As I was saying, in short, shit happens. However, my cousin was supposedly planning this for a year -- yet there was no flow (Mom's words), it took Dad double what he normally uses for a wedding, time-wise (normally he works for 3 hours, and gets all he needs -- today he worked for 6 and had to shepherd a lot, though he said that usually happens), and it was basically just a mess. There appeared to be a lot of unhappy guests, beyond our side of the family, too. I think a lot of the groom's family may be pillboxes (though ours is hardly perfect, believe me -- I know), and it would do my cousin well to move away from her mother-in-law, who is otherwise going to run her life.

My cousin and her bridesmaids (one word, unlike on the programme -- drawn up by the minister/priest/paster, another real pillbox -- with little concept of good grammar or not turning the ceremoney into a stand-up routine/marriage counselling session) had to go sleep over at her mother-in-law's house because my cousin was using her hairdresser. The mother-in-law's hair was more or less piled on her head, and she couldn't have maybe, just once, used another hairdresser? Sure, so could've my cousin, but as was pointed out, the bride shouldn't be spending the night before her wedding at her mother-in-law's.

I couldn't help contrast the whole ordeal (have I mentioned they haven't chosen the location of their honeymoon yet?

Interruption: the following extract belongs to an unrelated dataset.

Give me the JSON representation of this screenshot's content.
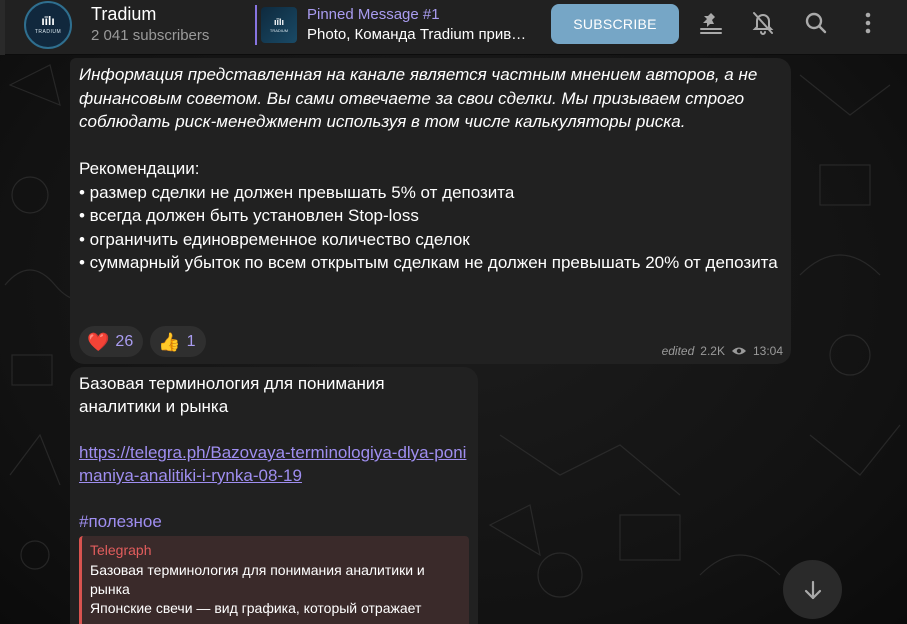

My cousin wants to visit Ottawa, but her husband is afraid of catching SARS (!!!)) with Greg and Madeleine's wedding the week before. I mean, I'm sure there were problems with their ceremony too, as shit does happen in every situation, but overall it was a much nicer ceremony, it had flow, it had tenderness, and it did not have so many extraneous details.

[here's where I start fleshing for further explanation, 'cause this isn't long enough yet - the pre-written stuff is now over]
We arrived at the reception hall, and there were bottles of stuff for blowing bubbles. There were also favours for the guests (typical). There were bells with little notes attached, asking people to ring them to get the bride and groom to kiss. Yet, when we arrived, the best man made an announcement asking us not to clink glasses or ring the bells to get kisses, but instead, to sing songs with "love" in them. Why bother with bells, then?

My cousin's husband wanted to have a picture of them walking in a nearby pond taken, because an aunt of his had done so and he liked the look of it. What they didn't consider was that this wedding was taking place in early June, and it wasn't a warm day. As my dad pointed out, they would be in the water for about ten or fifteen minutes, setting up this shot, and everyone would be rather blue by the time it was over. Thankfully, they decided to skip it.

However, when my dad showed up to take the photos after the ceremony (after being driven all over tarnation by one of the groomsmen), the father of the groom was handing out beers to everyone. 'Cause it makes sense to have everyone half-cut when they still have places to drive and pictures to have taken. :P

I was worried at first that I was being hard on the situation 'cause it was my cousin, but I wasn't alone. Everyone who spoke on the matter had even harsher things to say than I.

Here endeth the material left over from my "vacation."